Und dann hatte sie noch einen Traum, diesmal einen, in dem sie ganz rechtmäßig ein Kind in Pflege genommen hatte, aber Hannah war es nicht. Das Kind war ein Junge, ein Teenager mit Down-Syndrom. Ein Jahr darauf wurde der Junge wieder in die Obhut seiner Mutter übergeben, die mittlerweile eine Therapie gemacht hatte und auf einer Art Landsitz mit Wassergraben und Zugbrücke lebte, der sich als Teil des Campus der Universität von Bristol entpuppte. Isabella und der Junge wurden auseinandergerissen und trennten sich unter Tränen.

Und genau so könnte die Wirklichkeit aussehen.
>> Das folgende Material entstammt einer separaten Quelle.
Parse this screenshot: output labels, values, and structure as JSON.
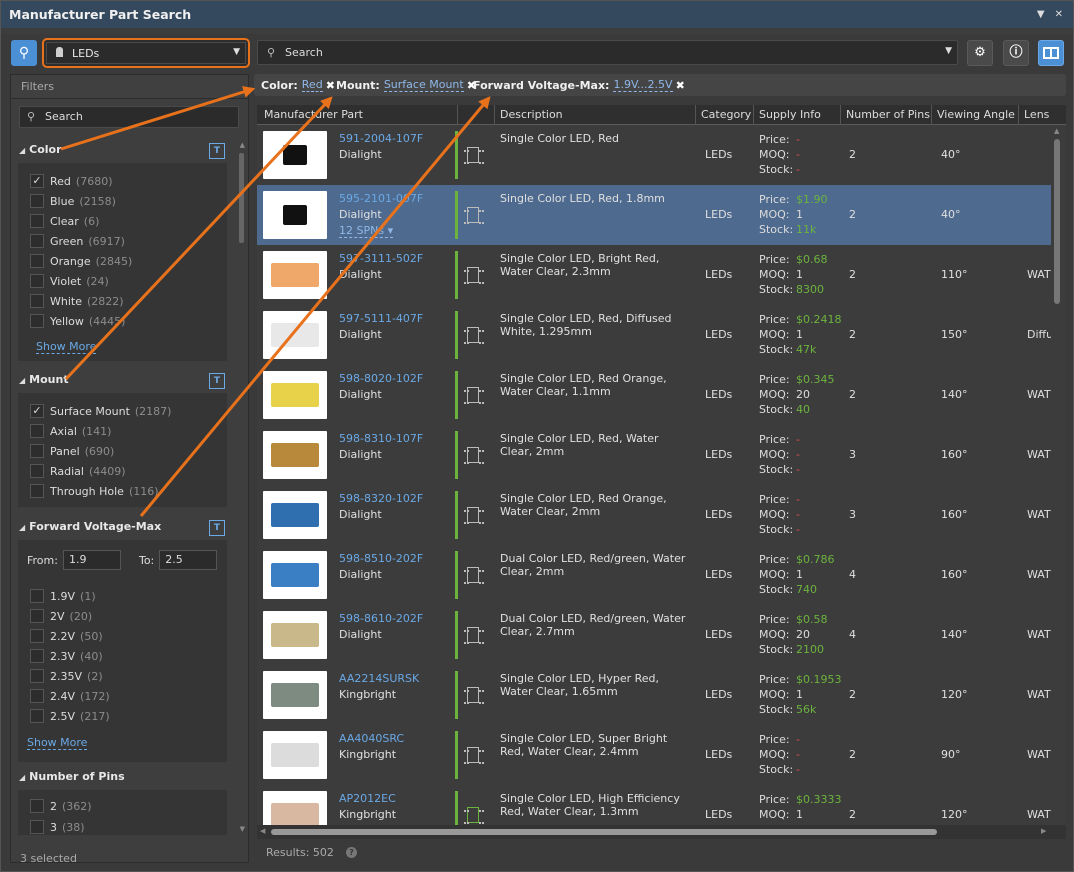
{
  "window": {
    "title": "Manufacturer Part Search"
  },
  "toolbar": {
    "category_value": "LEDs",
    "search_placeholder": "Search"
  },
  "filters": {
    "header": "Filters",
    "search_placeholder": "Search",
    "status": "3 selected",
    "show_more": "Show More",
    "color": {
      "title": "Color",
      "options": [
        {
          "label": "Red",
          "count": "(7680)",
          "checked": true
        },
        {
          "label": "Blue",
          "count": "(2158)",
          "checked": false
        },
        {
          "label": "Clear",
          "count": "(6)",
          "checked": false
        },
        {
          "label": "Green",
          "count": "(6917)",
          "checked": false
        },
        {
          "label": "Orange",
          "count": "(2845)",
          "checked": false
        },
        {
          "label": "Violet",
          "count": "(24)",
          "checked": false
        },
        {
          "label": "White",
          "count": "(2822)",
          "checked": false
        },
        {
          "label": "Yellow",
          "count": "(4445)",
          "checked": false
        }
      ]
    },
    "mount": {
      "title": "Mount",
      "options": [
        {
          "label": "Surface Mount",
          "count": "(2187)",
          "checked": true
        },
        {
          "label": "Axial",
          "count": "(141)",
          "checked": false
        },
        {
          "label": "Panel",
          "count": "(690)",
          "checked": false
        },
        {
          "label": "Radial",
          "count": "(4409)",
          "checked": false
        },
        {
          "label": "Through Hole",
          "count": "(116)",
          "checked": false
        }
      ]
    },
    "fv": {
      "title": "Forward Voltage-Max",
      "from_label": "From:",
      "from_value": "1.9",
      "to_label": "To:",
      "to_value": "2.5",
      "options": [
        {
          "label": "1.9V",
          "count": "(1)",
          "checked": false
        },
        {
          "label": "2V",
          "count": "(20)",
          "checked": false
        },
        {
          "label": "2.2V",
          "count": "(50)",
          "checked": false
        },
        {
          "label": "2.3V",
          "count": "(40)",
          "checked": false
        },
        {
          "label": "2.35V",
          "count": "(2)",
          "checked": false
        },
        {
          "label": "2.4V",
          "count": "(172)",
          "checked": false
        },
        {
          "label": "2.5V",
          "count": "(217)",
          "checked": false
        }
      ]
    },
    "pins": {
      "title": "Number of Pins",
      "options": [
        {
          "label": "2",
          "count": "(362)",
          "checked": false
        },
        {
          "label": "3",
          "count": "(38)",
          "checked": false
        }
      ]
    }
  },
  "chips": [
    {
      "label": "Color:",
      "value": "Red"
    },
    {
      "label": "Mount:",
      "value": "Surface Mount"
    },
    {
      "label": "Forward Voltage-Max:",
      "value": "1.9V...2.5V"
    }
  ],
  "table": {
    "columns": [
      "Manufacturer Part",
      "Description",
      "Category",
      "Supply Info",
      "Number of Pins",
      "Viewing Angle",
      "Lens"
    ],
    "supply_keys": [
      "Price:",
      "MOQ:",
      "Stock:"
    ],
    "rows": [
      {
        "mpn": "591-2004-107F",
        "mfr": "Dialight",
        "desc": "Single Color LED, Red",
        "cat": "LEDs",
        "price": "-",
        "moq": "-",
        "stock": "-",
        "pins": "2",
        "angle": "40°",
        "lens": "",
        "thumb": "#111"
      },
      {
        "mpn": "595-2101-007F",
        "mfr": "Dialight",
        "spn": "12 SPNs ▾",
        "desc": "Single Color LED, Red, 1.8mm",
        "cat": "LEDs",
        "price": "$1.90",
        "moq": "1",
        "stock": "11k",
        "pins": "2",
        "angle": "40°",
        "lens": "",
        "thumb": "#111",
        "selected": true
      },
      {
        "mpn": "597-3111-502F",
        "mfr": "Dialight",
        "desc": "Single Color LED, Bright Red, Water Clear, 2.3mm",
        "cat": "LEDs",
        "price": "$0.68",
        "moq": "1",
        "stock": "8300",
        "pins": "2",
        "angle": "110°",
        "lens": "WAT",
        "thumb": "#f0a86a"
      },
      {
        "mpn": "597-5111-407F",
        "mfr": "Dialight",
        "desc": "Single Color LED, Red, Diffused White, 1.295mm",
        "cat": "LEDs",
        "price": "$0.2418",
        "moq": "1",
        "stock": "47k",
        "pins": "2",
        "angle": "150°",
        "lens": "Diffu",
        "thumb": "#e8e8e8"
      },
      {
        "mpn": "598-8020-102F",
        "mfr": "Dialight",
        "desc": "Single Color LED, Red Orange, Water Clear, 1.1mm",
        "cat": "LEDs",
        "price": "$0.345",
        "moq": "20",
        "stock": "40",
        "pins": "2",
        "angle": "140°",
        "lens": "WAT",
        "thumb": "#e8d24a"
      },
      {
        "mpn": "598-8310-107F",
        "mfr": "Dialight",
        "desc": "Single Color LED, Red, Water Clear, 2mm",
        "cat": "LEDs",
        "price": "-",
        "moq": "-",
        "stock": "-",
        "pins": "3",
        "angle": "160°",
        "lens": "WAT",
        "thumb": "#b8893a"
      },
      {
        "mpn": "598-8320-102F",
        "mfr": "Dialight",
        "desc": "Single Color LED, Red Orange, Water Clear, 2mm",
        "cat": "LEDs",
        "price": "-",
        "moq": "-",
        "stock": "-",
        "pins": "3",
        "angle": "160°",
        "lens": "WAT",
        "thumb": "#2f6fb0"
      },
      {
        "mpn": "598-8510-202F",
        "mfr": "Dialight",
        "desc": "Dual Color LED, Red/green, Water Clear, 2mm",
        "cat": "LEDs",
        "price": "$0.786",
        "moq": "1",
        "stock": "740",
        "pins": "4",
        "angle": "160°",
        "lens": "WAT",
        "thumb": "#3a7ec4"
      },
      {
        "mpn": "598-8610-202F",
        "mfr": "Dialight",
        "desc": "Dual Color LED, Red/green, Water Clear, 2.7mm",
        "cat": "LEDs",
        "price": "$0.58",
        "moq": "20",
        "stock": "2100",
        "pins": "4",
        "angle": "140°",
        "lens": "WAT",
        "thumb": "#c9b98a"
      },
      {
        "mpn": "AA2214SURSK",
        "mfr": "Kingbright",
        "desc": "Single Color LED, Hyper Red, Water Clear, 1.65mm",
        "cat": "LEDs",
        "price": "$0.1953",
        "moq": "1",
        "stock": "56k",
        "pins": "2",
        "angle": "120°",
        "lens": "WAT",
        "thumb": "#7d8b80"
      },
      {
        "mpn": "AA4040SRC",
        "mfr": "Kingbright",
        "desc": "Single Color LED, Super Bright Red, Water Clear, 2.4mm",
        "cat": "LEDs",
        "price": "-",
        "moq": "-",
        "stock": "-",
        "pins": "2",
        "angle": "90°",
        "lens": "WAT",
        "thumb": "#dcdcdc"
      },
      {
        "mpn": "AP2012EC",
        "mfr": "Kingbright",
        "desc": "Single Color LED, High Efficiency Red, Water Clear, 1.3mm",
        "cat": "LEDs",
        "price": "$0.3333",
        "moq": "1",
        "stock": "",
        "pins": "2",
        "angle": "120°",
        "lens": "WAT",
        "thumb": "#d8b8a0",
        "green_icon": true
      }
    ]
  },
  "status": {
    "results": "Results: 502",
    "help": "?"
  },
  "colors": {
    "accent": "#4b8fd4",
    "highlight": "#e8721c",
    "price_green": "#6cb33e",
    "dash_red": "#e04e4e",
    "selected_row": "#4e6a8e"
  }
}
Oder besser: So hätte sie aussehen können, wäre sie die vorgeschriebenen Wege gegangen.

Isabella setzt sich im Bett auf und kreuzt schützend die Arme vor der Brust, umarmt sich selbst, versucht ganz bewußt, ihre Atmung zu beruhigen. Neben ihr schläft das Kind tief und fest. Regelmäßig hebt und senkt sich die kleine Brust, und aus dem leicht geöffneten Mund entweicht ein sanfter Hauch, der nach Honig duftet und Isabella an Schmetterlingsflügel denken läßt. Im Flur brennt das Licht, und durch die halbgeöffnete Tür fällt genug davon ins Schlafzimmer, daß sie im Dämmerlicht die Konturen von Hannahs Gesicht auf dem anderen Kissen ausmachen kann. Das weiche Haar, die eine Hand zur Faust geballt und im Kissen vergraben, die kleine Erhebung ihres Körpers unter dem Federbett (sie trägt eine weiße Bluse von Isabella) – all das ist so süß, so unglaublich süß. Isabella fühlt sich wie die Wölfin aus dem Dschungelbuch, voll von beschützender Zärtlichkeit. Die Wölfinnen, das war damals auch der Name ihrer Rockband an der Uni gewesen, und Isabella hatte die Lead Guitar gespielt. Sie legt sich wieder hin und birgt Hannah im sichelförmigen Bogen ihres Körpers, ohne sie allerdings zu berühren. Atmet tief den Duft ihrer Haut ein.